Cynical? No, not Matthew. Loving. Sincere. Desperate to find good somewhere, even in the darkest places.

* * * * *

Matthew can be highly critical of the church – sometimes it stings, because it hits so close to home. But I think Matthew is critical, not because he wants to bring the church down, but because he wants to, in the end, see it built back up again. I really believe this. Beneath the sarcasm and the sometimes biting humor is someone who loves Jesus, who hurts for those who have been hurt by the church, and who wants to see people find peace and grace.

Enter his new book, releasing today, Our Great Big American God.

Here’s the description:

Whip-smart and provocative, Turner explores the United States’ vast influence on God, told through an amazing true history of faith, politics, and evangelical pyrotechnics. From Puritans to Pentecostals, from progressives to mega-pastors, Turner examines how American history and ideals transformed our perception of God-for better and worse.

Fearless and funny, this is the definitive guide to the American experience of the Almighty-a story so bizarre and incredible that it could only be made in the U.S.A. Regardless of political affiliation, it will make readers reconsider the way they think about America as a “Christian nation,” and help them reimagine a better future for God and country.

It’s a book that every Christian in America should read, because too many of us have turned God into an American, and Christianity into a nationalist movement. If you’re a conservative evangelical, this book will probably offend you. It will definitely make you uncomfortable.
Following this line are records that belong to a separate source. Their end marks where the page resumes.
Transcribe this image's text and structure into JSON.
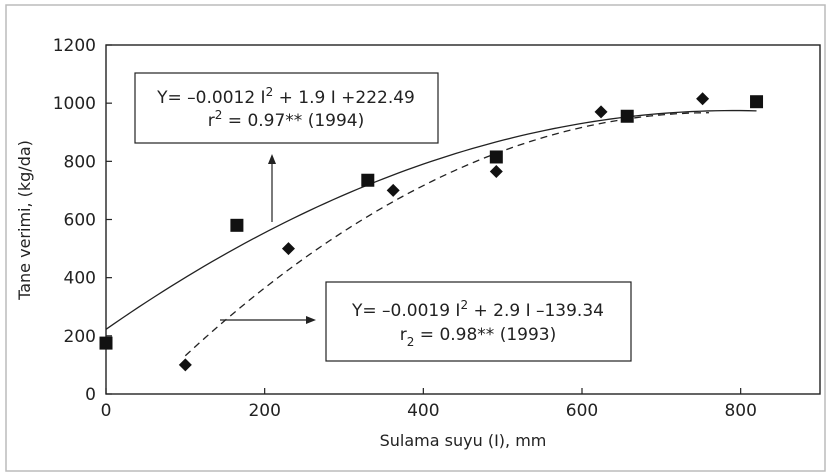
{
  "chart_data": {
    "type": "scatter",
    "xlabel": "Sulama suyu (I), mm",
    "ylabel": "Tane verimi, (kg/da)",
    "xlim": [
      0,
      900
    ],
    "ylim": [
      0,
      1200
    ],
    "xticks": [
      0,
      200,
      400,
      600,
      800
    ],
    "yticks": [
      0,
      200,
      400,
      600,
      800,
      1000,
      1200
    ],
    "grid": false,
    "series": [
      {
        "marker": "square",
        "line_style": "solid",
        "x": [
          0,
          165,
          330,
          492,
          657,
          820
        ],
        "y": [
          175,
          580,
          735,
          815,
          955,
          1005
        ],
        "fit": {
          "a": -0.0012,
          "b": 1.9,
          "c": 222.49,
          "x_range": [
            0,
            820
          ]
        }
      },
      {
        "marker": "diamond",
        "line_style": "dashed",
        "x": [
          100,
          230,
          362,
          492,
          624,
          752
        ],
        "y": [
          100,
          500,
          700,
          765,
          970,
          1015
        ],
        "fit": {
          "a": -0.0019,
          "b": 2.9,
          "c": -139.34,
          "x_range": [
            100,
            760
          ]
        }
      }
    ],
    "annotations": [
      {
        "line1": "Y= –0.0012 I",
        "sup": "2",
        "line1_rest": " + 1.9 I +222.49",
        "line2": "r",
        "line2_sup": "2",
        "line2_rest": " = 0.97** (1994)"
      },
      {
        "line1": "Y= –0.0019 I",
        "sup": "2",
        "line1_rest": " + 2.9 I –139.34",
        "line2": "r",
        "line2_sub": "2",
        "line2_rest": " = 0.98** (1993)"
      }
    ]
  }
}
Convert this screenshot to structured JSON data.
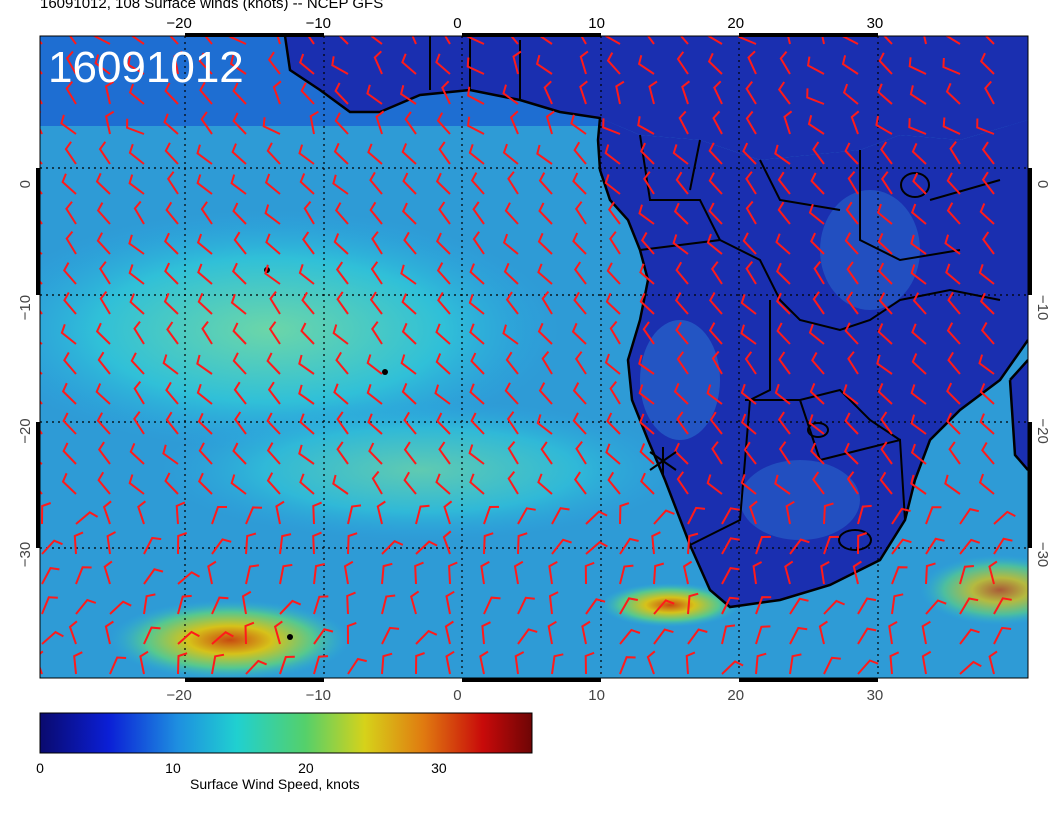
{
  "header": {
    "title": "16091012, 108 Surface winds (knots) -- NCEP GFS",
    "stamp": "16091012"
  },
  "map": {
    "lon_range": [
      -30,
      41
    ],
    "lat_range": [
      -40,
      12
    ],
    "lon_ticks": [
      -20,
      -10,
      0,
      10,
      20,
      30
    ],
    "lat_ticks": [
      0,
      -10,
      -20,
      -30
    ],
    "lon_tick_labels": [
      "−20",
      "−10",
      "0",
      "10",
      "20",
      "30"
    ],
    "lat_tick_labels": [
      "0",
      "−10",
      "−20",
      "−30"
    ],
    "grid": true,
    "ocean_color": "#1f8fd0",
    "land_color": "#1a2fb0",
    "barb_color": "#ff1a1a",
    "marker_icon": "star-x-icon"
  },
  "colorbar": {
    "title": "Surface Wind Speed, knots",
    "range": [
      0,
      37
    ],
    "ticks": [
      0,
      10,
      20,
      30
    ],
    "tick_labels": [
      "0",
      "10",
      "20",
      "30"
    ],
    "colors": [
      "#0a0a6e",
      "#0b1fd6",
      "#1e8fe0",
      "#20d0d0",
      "#55d06a",
      "#d6d21a",
      "#e07a10",
      "#c80a0a",
      "#6e0505"
    ]
  }
}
And that’s why you should read it.

Thanks, Matthew, for writing the book that Christians in America need to read.

Check it out HERE.

One Reply to ““Our Great Big American God” (or, Why You Should Read Matthew Paul Turner’s New Book)”

  1. Most nations were former city-states, and before that overgrown families, and each had their own deity. Abraham confederated a dozen tribes that each had insufficient military might to hold a territory, and combining their areas of knowledge, developed accounting. The Egyptians, building huge pyramids and other public works projects, hired the Hebrews to manage construction, and the Egyptians decided they had bought, not rented the Hebrews.

    Since the Hebrews had themselves no God, they hired one, making a covenant with Jehovah, In the story of the commandments, we find Him telling the Hebrew people, “I am the Lord,THY God”. Not the God of all mankind, but the God of Israel.
    When Paul started preaching, he was repeated called back to Jerusalem and beaten for blasphemy, for teaching that we need not be bound to God by covenant and circumcision, but could worship Jesus instead, although Jesus was a compliant orthodox Jew who taught taught prayers to God, not to Jesus. Who do they say that I am? At the hour of his death, it was said, “surely this was the son of God.”
    I’m not sure why people think this country was founded by Christians, The founding fathers were mostly deists and masons, Good Christians obey civil authority, which meant the King, who was head of the church. They were Tories!

    If The Lord God Jehovah has a favored country, it is Israel, not the USA. This is a secular country where those of all faiths are free to worship any God they favor, or no God at all, if they have been congenitally deprived of one,

    In the Amazon description of this book, it says ‘Matthew Paul Turner says that God didn’t just change America-America changed God. As a result, do we even recognize the “real” God?’

    That’s an awfully good question, and one a lot of pseudu-Christians won’t like the answer to.

    A good minister, they say, comforts the afflicted and afflicts the comfortable. Turner seems to be a good minister.